VENEZIA - È durato solo un quarto d’ora, ma è stato più che sufficiente per rinfocolare lo scontro, ormai arrivato a livelli incandescenti. L’intervento di Alessandro Giuli, ieri alla diretta di Sky Tg24 Live in Roma, ha colpito il passaggio più significativo del discorso proferito mercoledì da Pietrangelo Buttafuoco («Andare avanti, avere audacia, sviluppare e realizzare in libertà i vostri progetti», citazione di Sergio Mattarella ai David di Donatello). Ebbene, non era il caso, secondo il ministro della Cultura: «Sono parole che aveva pronunciato il presidente della Repubblica ed è un po’ inopportuno portarsele dietro fino Venezia. Dove ci sono polemiche, bisogna proteggere chi rappresenta l’unità della nazione. Ma questo è un aspetto più di sgrammaticatura. In generale si doveva parlare di arte e si sta parlando di arte di regime, l’arte della Russia putinista che è presente a Venezia dopo quattro anni grazie a un accordo che è stato fatto alle spalle del Governo. Hanno avuto molto tempo, Biennale e Russia, per accordarsi sui termini di questo accordo e aggirare le sanzioni».

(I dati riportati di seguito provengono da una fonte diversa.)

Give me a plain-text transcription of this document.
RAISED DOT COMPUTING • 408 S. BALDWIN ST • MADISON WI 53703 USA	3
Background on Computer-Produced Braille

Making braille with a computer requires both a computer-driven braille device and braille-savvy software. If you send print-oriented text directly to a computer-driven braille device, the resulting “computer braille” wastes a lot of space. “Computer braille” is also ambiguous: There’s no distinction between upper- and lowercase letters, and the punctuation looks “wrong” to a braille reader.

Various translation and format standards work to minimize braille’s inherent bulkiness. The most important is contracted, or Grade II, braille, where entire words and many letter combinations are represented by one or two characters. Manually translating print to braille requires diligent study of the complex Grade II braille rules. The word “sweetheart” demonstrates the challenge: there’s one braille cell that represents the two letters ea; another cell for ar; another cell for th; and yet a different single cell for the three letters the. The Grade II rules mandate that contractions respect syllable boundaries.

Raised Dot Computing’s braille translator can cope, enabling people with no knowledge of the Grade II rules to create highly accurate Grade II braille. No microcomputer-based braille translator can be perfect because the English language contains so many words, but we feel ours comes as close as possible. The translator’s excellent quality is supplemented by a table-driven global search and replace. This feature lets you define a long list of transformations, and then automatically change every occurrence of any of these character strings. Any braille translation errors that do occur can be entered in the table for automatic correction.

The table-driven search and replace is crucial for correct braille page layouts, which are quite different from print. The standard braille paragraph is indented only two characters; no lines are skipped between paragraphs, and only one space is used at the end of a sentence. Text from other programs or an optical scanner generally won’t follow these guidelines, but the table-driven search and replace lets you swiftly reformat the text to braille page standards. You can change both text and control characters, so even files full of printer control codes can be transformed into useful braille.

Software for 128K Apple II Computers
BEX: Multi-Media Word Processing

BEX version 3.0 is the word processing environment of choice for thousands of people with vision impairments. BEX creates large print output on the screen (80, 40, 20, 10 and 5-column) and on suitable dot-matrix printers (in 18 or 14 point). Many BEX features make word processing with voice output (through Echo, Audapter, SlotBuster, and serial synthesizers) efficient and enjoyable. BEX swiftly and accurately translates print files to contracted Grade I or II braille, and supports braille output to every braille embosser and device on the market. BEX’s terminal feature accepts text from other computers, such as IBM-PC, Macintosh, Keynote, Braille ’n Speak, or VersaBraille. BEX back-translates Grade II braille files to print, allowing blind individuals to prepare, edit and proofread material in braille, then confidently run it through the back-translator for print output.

Giuli critica Buttafuoco: «Inopportuno citare Mattarella a Venezia» VIDEO

Giuli non ha fatto sconti a Buttafuoco, che pure il giorno prima lo aveva espressamente ringraziato. Il ministro ha ribadito che «la Biennale è autonoma e autonomamente sbaglia», ha evidenziato il dietrofront di Alexander Sokurov «che avrebbe dovuto rappresentare la voce della dissidenza», ha definito «una grande occasione mancata» tutta la vicenda: «Se avessimo fin dal principio, come Governo e come istituzioni internazionali, potuto conoscere i termini della questione, avremmo potuto perfino metterla al tavolo di un negoziato per un cessate il fuoco e, ottimisticamente, forse posso dire che avremmo anche ottenuto qualcosa, come la liberazione di qualche centinaio di bambini rapiti dai russi in Ucraina. Tutto questo non potrà avvenire. Quindi spero che tutto verrà lasciato alle nostre spalle il prima possibile e che si torni a parlare di arte, nella splendida città di Venezia e nella splendida Biennale a cui continuiamo a voler bene».